Dans cet état des choses, les contribuables n’en payent pas moins chaque année, quoique sur différents exercices, une somme à peu près égale à la totalité des impositions de l’année courante ; et l’on sent au premier coup d’œil que s’il en était autrement, les arrérages grossiraient sans cesse au point de mettre les peuples absolument hors d’état d’y satisfaire jamais. Cependant, l’effet de cette surcharge d’impositions, dont nous nous plaignons depuis si longtemps, et que nous croyons avoir évidemment prouvée en 1766, est tel que, pour peu qu’il survienne un accroissement d’impositions extraordinaires, pour peu que la province essuie quelques malheurs particuliers, il devient impossible de payer dans l’année une somme égale à l’imposition courante, et que les arrérages n’augmentent nécessairement.
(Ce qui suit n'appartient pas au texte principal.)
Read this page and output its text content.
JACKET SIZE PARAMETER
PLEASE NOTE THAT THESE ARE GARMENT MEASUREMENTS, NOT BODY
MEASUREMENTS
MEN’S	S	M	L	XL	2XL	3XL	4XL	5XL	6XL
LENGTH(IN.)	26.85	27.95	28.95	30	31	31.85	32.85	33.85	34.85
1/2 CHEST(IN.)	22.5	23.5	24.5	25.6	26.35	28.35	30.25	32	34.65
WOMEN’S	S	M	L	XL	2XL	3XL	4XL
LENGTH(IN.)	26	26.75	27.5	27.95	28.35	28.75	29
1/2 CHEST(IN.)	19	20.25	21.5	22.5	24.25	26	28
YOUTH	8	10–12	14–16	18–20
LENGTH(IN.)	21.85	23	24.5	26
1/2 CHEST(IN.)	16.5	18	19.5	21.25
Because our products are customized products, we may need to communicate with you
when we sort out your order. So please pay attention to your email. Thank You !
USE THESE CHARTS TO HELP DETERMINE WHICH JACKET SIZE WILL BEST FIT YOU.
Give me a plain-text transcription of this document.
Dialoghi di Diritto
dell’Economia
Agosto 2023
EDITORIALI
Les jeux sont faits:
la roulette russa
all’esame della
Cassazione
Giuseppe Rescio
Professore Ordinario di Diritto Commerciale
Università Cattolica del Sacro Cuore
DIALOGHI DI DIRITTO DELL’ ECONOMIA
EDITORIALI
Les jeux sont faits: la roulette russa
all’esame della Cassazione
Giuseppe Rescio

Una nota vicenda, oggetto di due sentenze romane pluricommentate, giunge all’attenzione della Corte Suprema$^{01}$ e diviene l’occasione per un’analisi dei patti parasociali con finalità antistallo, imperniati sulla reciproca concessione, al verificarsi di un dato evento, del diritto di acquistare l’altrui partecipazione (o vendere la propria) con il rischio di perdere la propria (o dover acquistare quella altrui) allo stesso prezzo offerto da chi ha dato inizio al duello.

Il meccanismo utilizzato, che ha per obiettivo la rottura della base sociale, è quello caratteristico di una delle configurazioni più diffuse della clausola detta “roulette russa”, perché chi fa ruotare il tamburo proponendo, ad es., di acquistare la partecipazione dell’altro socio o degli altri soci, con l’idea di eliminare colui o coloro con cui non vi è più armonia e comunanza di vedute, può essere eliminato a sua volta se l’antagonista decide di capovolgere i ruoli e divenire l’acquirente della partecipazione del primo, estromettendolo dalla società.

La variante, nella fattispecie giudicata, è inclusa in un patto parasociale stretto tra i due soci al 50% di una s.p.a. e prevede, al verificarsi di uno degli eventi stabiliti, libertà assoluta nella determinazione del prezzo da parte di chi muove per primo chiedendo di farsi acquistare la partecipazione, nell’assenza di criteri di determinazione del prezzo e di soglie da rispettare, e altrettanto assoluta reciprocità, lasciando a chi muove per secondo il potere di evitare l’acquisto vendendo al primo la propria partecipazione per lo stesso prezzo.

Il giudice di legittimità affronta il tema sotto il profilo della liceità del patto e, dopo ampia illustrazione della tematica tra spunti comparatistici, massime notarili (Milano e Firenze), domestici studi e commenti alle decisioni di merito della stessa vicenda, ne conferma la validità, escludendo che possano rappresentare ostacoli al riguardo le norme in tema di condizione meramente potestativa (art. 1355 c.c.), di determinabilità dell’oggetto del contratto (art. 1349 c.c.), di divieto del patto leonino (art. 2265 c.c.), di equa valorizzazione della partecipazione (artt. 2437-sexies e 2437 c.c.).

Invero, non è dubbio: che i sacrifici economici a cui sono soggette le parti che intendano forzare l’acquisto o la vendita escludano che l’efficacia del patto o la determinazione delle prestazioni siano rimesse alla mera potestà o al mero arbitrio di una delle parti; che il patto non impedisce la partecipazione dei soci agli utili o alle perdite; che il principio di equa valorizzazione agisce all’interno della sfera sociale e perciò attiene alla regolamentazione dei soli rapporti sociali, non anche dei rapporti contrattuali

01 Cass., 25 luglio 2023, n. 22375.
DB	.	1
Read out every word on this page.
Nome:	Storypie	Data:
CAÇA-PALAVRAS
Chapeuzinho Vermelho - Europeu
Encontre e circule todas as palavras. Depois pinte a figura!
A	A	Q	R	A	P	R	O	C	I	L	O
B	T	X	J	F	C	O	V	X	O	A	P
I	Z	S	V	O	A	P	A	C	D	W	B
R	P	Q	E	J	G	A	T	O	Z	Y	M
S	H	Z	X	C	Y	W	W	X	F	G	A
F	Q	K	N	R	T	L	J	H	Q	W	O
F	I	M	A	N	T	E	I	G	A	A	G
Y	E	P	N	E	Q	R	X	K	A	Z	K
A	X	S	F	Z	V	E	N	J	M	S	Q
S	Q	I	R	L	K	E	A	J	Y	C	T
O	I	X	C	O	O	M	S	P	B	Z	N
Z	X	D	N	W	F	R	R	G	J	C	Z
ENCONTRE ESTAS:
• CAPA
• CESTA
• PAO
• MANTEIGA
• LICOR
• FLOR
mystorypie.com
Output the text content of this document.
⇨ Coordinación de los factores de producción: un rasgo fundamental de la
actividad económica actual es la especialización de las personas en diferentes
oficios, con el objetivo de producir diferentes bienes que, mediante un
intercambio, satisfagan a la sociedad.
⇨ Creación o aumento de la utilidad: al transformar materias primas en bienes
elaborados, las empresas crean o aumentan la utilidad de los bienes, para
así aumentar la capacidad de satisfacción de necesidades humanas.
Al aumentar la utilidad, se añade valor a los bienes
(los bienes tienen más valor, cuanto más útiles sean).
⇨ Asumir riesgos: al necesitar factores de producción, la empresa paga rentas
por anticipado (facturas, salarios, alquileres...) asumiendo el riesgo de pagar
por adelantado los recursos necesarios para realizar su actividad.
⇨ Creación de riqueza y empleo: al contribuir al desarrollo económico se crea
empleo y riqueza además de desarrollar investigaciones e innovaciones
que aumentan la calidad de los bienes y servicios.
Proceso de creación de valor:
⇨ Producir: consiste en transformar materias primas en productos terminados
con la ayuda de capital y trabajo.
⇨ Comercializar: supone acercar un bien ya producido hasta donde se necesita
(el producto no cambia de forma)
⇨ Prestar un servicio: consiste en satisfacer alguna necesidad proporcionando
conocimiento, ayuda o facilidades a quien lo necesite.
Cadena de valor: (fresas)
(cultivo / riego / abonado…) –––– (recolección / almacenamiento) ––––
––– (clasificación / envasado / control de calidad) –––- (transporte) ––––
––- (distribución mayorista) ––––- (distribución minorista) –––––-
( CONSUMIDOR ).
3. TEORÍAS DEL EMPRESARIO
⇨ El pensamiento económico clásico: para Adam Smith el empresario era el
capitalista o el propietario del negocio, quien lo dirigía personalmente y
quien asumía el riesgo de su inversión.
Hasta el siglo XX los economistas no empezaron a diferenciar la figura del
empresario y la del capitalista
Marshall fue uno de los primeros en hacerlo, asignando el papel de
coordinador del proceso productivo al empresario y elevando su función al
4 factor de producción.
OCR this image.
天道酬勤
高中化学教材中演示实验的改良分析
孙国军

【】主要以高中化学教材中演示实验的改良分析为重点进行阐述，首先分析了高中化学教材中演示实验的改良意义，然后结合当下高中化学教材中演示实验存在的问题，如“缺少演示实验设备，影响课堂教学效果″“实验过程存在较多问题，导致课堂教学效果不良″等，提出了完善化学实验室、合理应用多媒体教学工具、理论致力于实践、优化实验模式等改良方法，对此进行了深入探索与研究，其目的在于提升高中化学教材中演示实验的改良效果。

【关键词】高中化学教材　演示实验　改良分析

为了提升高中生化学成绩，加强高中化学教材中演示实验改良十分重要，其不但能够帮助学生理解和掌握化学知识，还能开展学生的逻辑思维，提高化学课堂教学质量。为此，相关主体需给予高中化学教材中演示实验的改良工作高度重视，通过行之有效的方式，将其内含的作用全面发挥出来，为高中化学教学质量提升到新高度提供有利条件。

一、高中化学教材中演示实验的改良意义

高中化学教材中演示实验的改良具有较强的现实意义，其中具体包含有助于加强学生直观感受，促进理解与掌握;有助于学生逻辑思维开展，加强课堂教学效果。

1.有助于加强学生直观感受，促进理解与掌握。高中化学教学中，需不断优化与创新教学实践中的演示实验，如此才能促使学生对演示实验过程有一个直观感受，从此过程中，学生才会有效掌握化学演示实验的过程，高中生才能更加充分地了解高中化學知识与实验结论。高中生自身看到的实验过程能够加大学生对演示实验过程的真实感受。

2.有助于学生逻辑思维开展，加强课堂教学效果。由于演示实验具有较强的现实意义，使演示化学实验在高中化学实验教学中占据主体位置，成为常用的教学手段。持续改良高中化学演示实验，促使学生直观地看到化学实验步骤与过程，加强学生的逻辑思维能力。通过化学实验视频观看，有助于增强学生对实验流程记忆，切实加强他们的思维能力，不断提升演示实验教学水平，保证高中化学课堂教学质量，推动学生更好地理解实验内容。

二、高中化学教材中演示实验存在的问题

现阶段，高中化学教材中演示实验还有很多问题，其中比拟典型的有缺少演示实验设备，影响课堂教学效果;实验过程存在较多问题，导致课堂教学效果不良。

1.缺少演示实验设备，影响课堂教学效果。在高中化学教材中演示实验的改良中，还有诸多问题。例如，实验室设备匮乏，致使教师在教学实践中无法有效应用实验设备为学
En effet, nous avions observé à M. le contrôleur-général que la province avait payé, en 1770, environ 900,000 fr. de moins qu’en 1769, et nous lui avions fait considérer en même temps que cette somme cadrait assez exactement avec le calcul des sommes qu’il avait été nécessaire de remettre à la province, tant pour exempter d’impositions les journaliers et les petits propriétaires qu’on avait été obligé de mettre à la charité publique, que pour soulager d’une manière vraiment efficace les paroisses de la Montagne, et pour ne pas faire supporter aux autres contribuables de la province une charge plus considérable après la disette de 1770, que celle qu’ils supportaient en 1769. Nous ajoutions que l’accord de ces deux résultats méritait d’autant plus son attention, que cet accord n’avait été aucunement combiné, et que nous avions achevé le calcul des soulagements dont la province avait besoin avant d’avoir pensé à comparer les recouvrements de 1770 avec ceux de 1769.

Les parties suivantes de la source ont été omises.